William Boyd - Solo
- Jamie Brotherston
- 8 October 2013
Boyd's candid depiction of espionage comes very much at 007’s expense
The beauty of Ian Fleming’s 007 series was the class of his writing, a certain polish that came from a life not far removed from Bond’s. However, after Fleming's premature death in 1964, and following the success of the Bond film franchise beginning with Sean Connery in Dr No, there have been attempts to recapture the author's mastery of the written word.

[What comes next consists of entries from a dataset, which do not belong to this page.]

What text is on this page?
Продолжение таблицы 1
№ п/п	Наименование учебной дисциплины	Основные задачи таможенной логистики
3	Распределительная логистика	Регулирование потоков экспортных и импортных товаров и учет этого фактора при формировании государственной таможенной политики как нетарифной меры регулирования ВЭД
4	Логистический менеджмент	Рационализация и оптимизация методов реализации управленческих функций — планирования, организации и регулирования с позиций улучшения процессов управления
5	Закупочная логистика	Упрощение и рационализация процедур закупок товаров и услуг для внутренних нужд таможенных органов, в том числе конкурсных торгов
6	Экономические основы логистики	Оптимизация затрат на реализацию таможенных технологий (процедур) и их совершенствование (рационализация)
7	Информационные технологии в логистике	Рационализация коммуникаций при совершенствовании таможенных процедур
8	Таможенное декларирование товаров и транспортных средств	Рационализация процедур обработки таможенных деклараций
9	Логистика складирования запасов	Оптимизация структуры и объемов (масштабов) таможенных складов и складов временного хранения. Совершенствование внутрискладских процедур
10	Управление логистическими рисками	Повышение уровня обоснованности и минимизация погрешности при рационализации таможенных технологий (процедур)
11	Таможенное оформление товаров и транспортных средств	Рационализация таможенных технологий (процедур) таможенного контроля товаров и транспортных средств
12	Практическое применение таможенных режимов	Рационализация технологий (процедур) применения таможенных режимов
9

William Boyd, author of award winning spy novel Restless, was an obvious choice to continue the mantle of capturing Bond on the page – and whilst the last novel, Devil May Care, was written by Sebastian Faulks 'as Ian Fleming', Boyd’s take, Solo, is entirely his own.
Boyd's Bond is depicted as battle-weary, nearing the end of a career as the secret service’s greatest spy. He finds himself thrust back into the fray, embroiled in a volatile conflict in Africa. A smattering of beautiful women, an appropriate psychopath and a few expertly chosen drinks orders completes the idea that this is a Bond novel, but there are too many areas where Solo fails to justify the continued use of Fleming’s legacy.

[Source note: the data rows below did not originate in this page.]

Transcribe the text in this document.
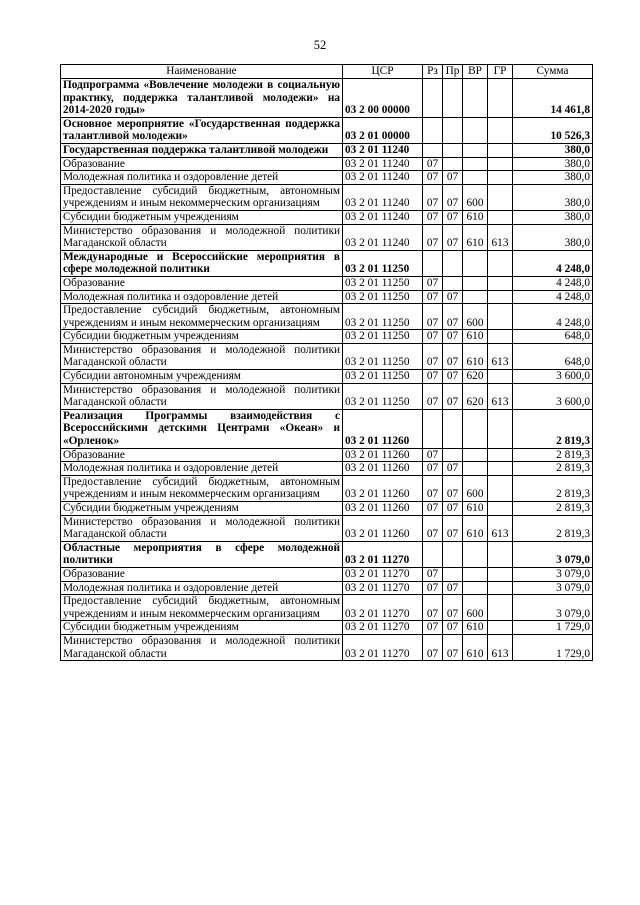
52
Наименование	ЦСР	Рз	Пр	ВР	ГР	Сумма
Подпрограмма «Вовлечение молодежи в социальную практику, поддержка талантливой молодежи» на 2014-2020 годы»	03 2 00 00000					14 461,8
Основное мероприятие «Государственная поддержка талантливой молодежи»	03 2 01 00000					10 526,3
Государственная поддержка талантливой молодежи	03 2 01 11240					380,0
Образование	03 2 01 11240	07				380,0
Молодежная политика и оздоровление детей	03 2 01 11240	07	07			380,0
Предоставление субсидий бюджетным, автономным учреждениям и иным некоммерческим организациям	03 2 01 11240	07	07	600		380,0
Субсидии бюджетным учреждениям	03 2 01 11240	07	07	610		380,0
Министерство образования и молодежной политики Магаданской области	03 2 01 11240	07	07	610	613	380,0
Международные и Всероссийские мероприятия в сфере молодежной политики	03 2 01 11250					4 248,0
Образование	03 2 01 11250	07				4 248,0
Молодежная политика и оздоровление детей	03 2 01 11250	07	07			4 248,0
Предоставление субсидий бюджетным, автономным учреждениям и иным некоммерческим организациям	03 2 01 11250	07	07	600		4 248,0
Субсидии бюджетным учреждениям	03 2 01 11250	07	07	610		648,0
Министерство образования и молодежной политики Магаданской области	03 2 01 11250	07	07	610	613	648,0
Субсидии автономным учреждениям	03 2 01 11250	07	07	620		3 600,0
Министерство образования и молодежной политики Магаданской области	03 2 01 11250	07	07	620	613	3 600,0
Реализация Программы взаимодействия с Всероссийскими детскими Центрами «Океан» и «Орленок»	03 2 01 11260					2 819,3
Образование	03 2 01 11260	07				2 819,3
Молодежная политика и оздоровление детей	03 2 01 11260	07	07			2 819,3
Предоставление субсидий бюджетным, автономным учреждениям и иным некоммерческим организациям	03 2 01 11260	07	07	600		2 819,3
Субсидии бюджетным учреждениям	03 2 01 11260	07	07	610		2 819,3
Министерство образования и молодежной политики Магаданской области	03 2 01 11260	07	07	610	613	2 819,3
Областные мероприятия в сфере молодежной политики	03 2 01 11270					3 079,0
Образование	03 2 01 11270	07				3 079,0
Молодежная политика и оздоровление детей	03 2 01 11270	07	07			3 079,0
Предоставление субсидий бюджетным, автономным учреждениям и иным некоммерческим организациям	03 2 01 11270	07	07	600		3 079,0
Субсидии бюджетным учреждениям	03 2 01 11270	07	07	610		1 729,0
Министерство образования и молодежной политики Магаданской области	03 2 01 11270	07	07	610	613	1 729,0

There are instances where Bond worries about his cigarette habit, swears nonchalantly (something that Fleming would never have printed explicitly) and lacks much of the suave invulnerability that Fleming’s character possessed in the originals. There is no clear antagonist – the only real manifestation of Bond’s foes is a ruthless mercenary with a penchant for hanging people on meat hooks by their lower jaw. There are flashes of Bond, but he is off the boil for most of Solo.
It’s a clear attempt to bring Bond to the present – a cold war throwback finding himself in a different type of conflict in a changing world – but Bond’s modern approaches are simply boring. Much of the story ambles along as he clandestinely observes his enemies, interspersed with brief open conflict. Boyd’s novel is well written, with his experience of living in Africa giving a vibrant color to his depictions of the nation, but his more candid depiction of espionage is very much at 007’s expense.